Canada Police say six Ricin-laced letters sent to US, Including White House

Sun Online Desk

22nd September, 2020 12:36:08 printer

Canada Police say six Ricin-laced letters sent to US, Including White House

Canadian police on Monday searched an apartment in a Montreal suburb linked to the woman arrested for sending a ricin-filled envelope to the White House and to five other addresses in Texas of United States, the Royal Canadian Mounted Police (RCMP) said.

US authorities arrested a woman at the US-Canada border near Buffalo, New York, on Sunday on suspicion that she sent the deadly poison by mail, addressed to the White House.

The woman has joint Canadian and French citizenship, two sources said on Monday, News 18.

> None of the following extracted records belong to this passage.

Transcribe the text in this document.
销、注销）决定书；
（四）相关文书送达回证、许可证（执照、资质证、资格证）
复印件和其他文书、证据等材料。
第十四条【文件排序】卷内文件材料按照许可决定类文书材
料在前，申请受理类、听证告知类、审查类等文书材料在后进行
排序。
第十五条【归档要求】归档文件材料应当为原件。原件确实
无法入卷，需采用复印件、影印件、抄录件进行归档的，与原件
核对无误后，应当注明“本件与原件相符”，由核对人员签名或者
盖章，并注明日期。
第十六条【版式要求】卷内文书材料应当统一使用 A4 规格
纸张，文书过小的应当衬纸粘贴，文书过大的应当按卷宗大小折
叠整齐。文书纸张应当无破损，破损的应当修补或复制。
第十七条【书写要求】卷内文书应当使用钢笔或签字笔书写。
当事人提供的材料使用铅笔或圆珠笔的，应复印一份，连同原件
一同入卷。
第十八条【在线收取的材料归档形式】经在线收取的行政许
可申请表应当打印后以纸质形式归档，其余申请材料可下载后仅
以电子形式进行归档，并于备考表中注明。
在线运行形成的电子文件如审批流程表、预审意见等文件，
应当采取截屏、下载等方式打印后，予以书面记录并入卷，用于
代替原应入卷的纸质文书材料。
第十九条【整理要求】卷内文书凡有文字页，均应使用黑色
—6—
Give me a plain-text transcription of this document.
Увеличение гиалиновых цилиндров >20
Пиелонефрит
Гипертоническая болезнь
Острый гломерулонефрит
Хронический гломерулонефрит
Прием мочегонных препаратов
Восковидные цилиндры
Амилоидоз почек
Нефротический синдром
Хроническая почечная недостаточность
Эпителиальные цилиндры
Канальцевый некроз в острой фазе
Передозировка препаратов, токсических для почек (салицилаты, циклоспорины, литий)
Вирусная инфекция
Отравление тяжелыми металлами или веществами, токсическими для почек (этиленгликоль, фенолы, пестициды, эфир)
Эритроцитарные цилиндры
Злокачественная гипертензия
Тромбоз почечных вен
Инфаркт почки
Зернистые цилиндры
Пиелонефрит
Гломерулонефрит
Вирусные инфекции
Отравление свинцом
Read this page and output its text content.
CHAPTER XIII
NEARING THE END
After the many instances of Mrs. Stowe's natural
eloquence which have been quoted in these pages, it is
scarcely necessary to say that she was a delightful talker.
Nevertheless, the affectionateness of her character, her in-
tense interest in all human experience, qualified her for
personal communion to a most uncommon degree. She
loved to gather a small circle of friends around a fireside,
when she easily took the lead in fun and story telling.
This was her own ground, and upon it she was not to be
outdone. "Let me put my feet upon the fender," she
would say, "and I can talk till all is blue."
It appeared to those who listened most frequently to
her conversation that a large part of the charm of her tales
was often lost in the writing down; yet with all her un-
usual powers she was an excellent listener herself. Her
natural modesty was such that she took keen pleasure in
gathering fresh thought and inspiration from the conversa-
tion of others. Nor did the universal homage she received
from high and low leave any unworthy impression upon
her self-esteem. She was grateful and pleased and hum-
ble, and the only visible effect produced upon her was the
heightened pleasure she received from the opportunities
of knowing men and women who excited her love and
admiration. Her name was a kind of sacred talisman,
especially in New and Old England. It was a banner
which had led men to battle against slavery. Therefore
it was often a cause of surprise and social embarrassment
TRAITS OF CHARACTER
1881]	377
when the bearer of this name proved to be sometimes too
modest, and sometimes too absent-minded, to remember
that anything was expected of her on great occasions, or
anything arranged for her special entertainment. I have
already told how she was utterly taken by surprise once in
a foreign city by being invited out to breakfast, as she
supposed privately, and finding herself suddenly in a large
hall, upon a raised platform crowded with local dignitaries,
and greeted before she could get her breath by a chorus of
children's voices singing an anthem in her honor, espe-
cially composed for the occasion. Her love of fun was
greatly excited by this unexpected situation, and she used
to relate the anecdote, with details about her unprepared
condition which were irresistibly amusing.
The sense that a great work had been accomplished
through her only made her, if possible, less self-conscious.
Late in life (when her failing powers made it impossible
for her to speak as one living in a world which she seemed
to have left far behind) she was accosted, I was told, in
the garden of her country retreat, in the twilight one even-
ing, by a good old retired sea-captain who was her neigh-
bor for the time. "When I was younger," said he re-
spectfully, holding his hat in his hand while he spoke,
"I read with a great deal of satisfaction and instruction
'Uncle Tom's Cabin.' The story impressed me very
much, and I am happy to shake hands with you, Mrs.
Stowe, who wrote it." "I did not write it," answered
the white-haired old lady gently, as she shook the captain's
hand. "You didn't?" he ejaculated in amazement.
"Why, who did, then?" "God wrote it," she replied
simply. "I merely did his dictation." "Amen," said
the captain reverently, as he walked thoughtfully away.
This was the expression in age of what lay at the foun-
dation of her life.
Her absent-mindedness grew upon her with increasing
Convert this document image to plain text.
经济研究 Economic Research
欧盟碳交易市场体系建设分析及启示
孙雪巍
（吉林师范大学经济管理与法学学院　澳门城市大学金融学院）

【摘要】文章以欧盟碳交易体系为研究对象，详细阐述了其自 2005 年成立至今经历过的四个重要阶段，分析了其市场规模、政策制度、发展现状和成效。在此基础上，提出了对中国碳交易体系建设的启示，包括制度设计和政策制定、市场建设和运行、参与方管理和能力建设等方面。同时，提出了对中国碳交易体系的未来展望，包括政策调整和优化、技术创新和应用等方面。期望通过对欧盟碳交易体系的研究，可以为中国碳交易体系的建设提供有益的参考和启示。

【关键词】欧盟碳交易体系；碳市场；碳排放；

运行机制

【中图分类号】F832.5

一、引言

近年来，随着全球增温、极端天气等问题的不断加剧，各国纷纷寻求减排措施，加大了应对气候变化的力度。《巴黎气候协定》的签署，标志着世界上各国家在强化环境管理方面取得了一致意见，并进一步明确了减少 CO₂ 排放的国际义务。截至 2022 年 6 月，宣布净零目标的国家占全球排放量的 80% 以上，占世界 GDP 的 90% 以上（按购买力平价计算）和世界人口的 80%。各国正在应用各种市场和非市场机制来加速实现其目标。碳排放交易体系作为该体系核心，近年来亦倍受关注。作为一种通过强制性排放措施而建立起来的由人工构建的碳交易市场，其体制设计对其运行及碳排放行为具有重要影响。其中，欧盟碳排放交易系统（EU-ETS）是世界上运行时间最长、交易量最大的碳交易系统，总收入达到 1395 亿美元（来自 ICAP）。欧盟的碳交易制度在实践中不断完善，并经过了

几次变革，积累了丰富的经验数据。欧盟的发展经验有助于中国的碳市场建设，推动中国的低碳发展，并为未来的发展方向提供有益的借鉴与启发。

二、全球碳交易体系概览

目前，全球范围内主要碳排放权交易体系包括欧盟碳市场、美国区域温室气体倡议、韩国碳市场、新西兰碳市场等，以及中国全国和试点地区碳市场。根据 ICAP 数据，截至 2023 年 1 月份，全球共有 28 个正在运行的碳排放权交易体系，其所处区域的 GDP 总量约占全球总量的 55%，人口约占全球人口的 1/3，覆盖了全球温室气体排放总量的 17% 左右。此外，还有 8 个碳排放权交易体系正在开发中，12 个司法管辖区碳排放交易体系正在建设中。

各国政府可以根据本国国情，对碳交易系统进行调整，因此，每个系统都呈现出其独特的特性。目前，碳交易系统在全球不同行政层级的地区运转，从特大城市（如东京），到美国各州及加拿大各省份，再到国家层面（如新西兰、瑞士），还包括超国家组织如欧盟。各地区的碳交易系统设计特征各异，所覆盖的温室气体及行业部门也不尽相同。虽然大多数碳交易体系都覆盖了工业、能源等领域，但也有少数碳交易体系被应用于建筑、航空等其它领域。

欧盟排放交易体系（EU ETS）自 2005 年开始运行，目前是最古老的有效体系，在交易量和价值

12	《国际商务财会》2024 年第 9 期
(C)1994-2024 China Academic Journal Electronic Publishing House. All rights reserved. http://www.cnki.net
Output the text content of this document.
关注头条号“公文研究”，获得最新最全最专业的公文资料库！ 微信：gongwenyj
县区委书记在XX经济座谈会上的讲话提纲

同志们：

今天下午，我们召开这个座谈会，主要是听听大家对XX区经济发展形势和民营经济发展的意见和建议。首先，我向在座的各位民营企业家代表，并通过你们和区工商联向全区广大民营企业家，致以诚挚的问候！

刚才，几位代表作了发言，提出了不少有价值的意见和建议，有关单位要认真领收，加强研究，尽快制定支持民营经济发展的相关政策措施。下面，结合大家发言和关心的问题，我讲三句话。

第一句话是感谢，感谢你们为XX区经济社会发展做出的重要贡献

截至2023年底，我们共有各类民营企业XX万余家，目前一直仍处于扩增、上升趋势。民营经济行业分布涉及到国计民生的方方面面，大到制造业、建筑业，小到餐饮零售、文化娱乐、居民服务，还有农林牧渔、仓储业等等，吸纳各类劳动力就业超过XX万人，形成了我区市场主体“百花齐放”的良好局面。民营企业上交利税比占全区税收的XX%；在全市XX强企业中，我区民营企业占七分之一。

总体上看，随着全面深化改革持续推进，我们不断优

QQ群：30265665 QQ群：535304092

She will appear on Tuesday at 4 pm EDT (2000 GMT) in Buffalo before Judge H. Kenneth Schroeder, Jr., a spokeswoman for the federal court in the Western District of New York said.

“We believe a total of six letters were sent, one to the White House and five to Texas,” RCMP officer Charles Poirier said outside the modern brown and grey building where the search was taking place. “We can’t confirm that she lived in (the apartment), but it is connected to her.”

The FBI is investigating several suspected ricin letters sent to law enforcement and detention facilities in South Texas, a US law enforcement source told Reuters.

So far they have not found any link to political or terrorist groups, but the investigation is ongoing, the source said.

The RCMP’s special Chemical, Biological, Radiological, Nuclear, Explosives team is leading the operation, the RCMP said.

Ricin is found naturally in castor beans but it takes a deliberate act to convert it into a biological weapon.

Ricin can cause death within 36 to 72 hours from exposure to an amount as small as a pinhead. No known antidote exists.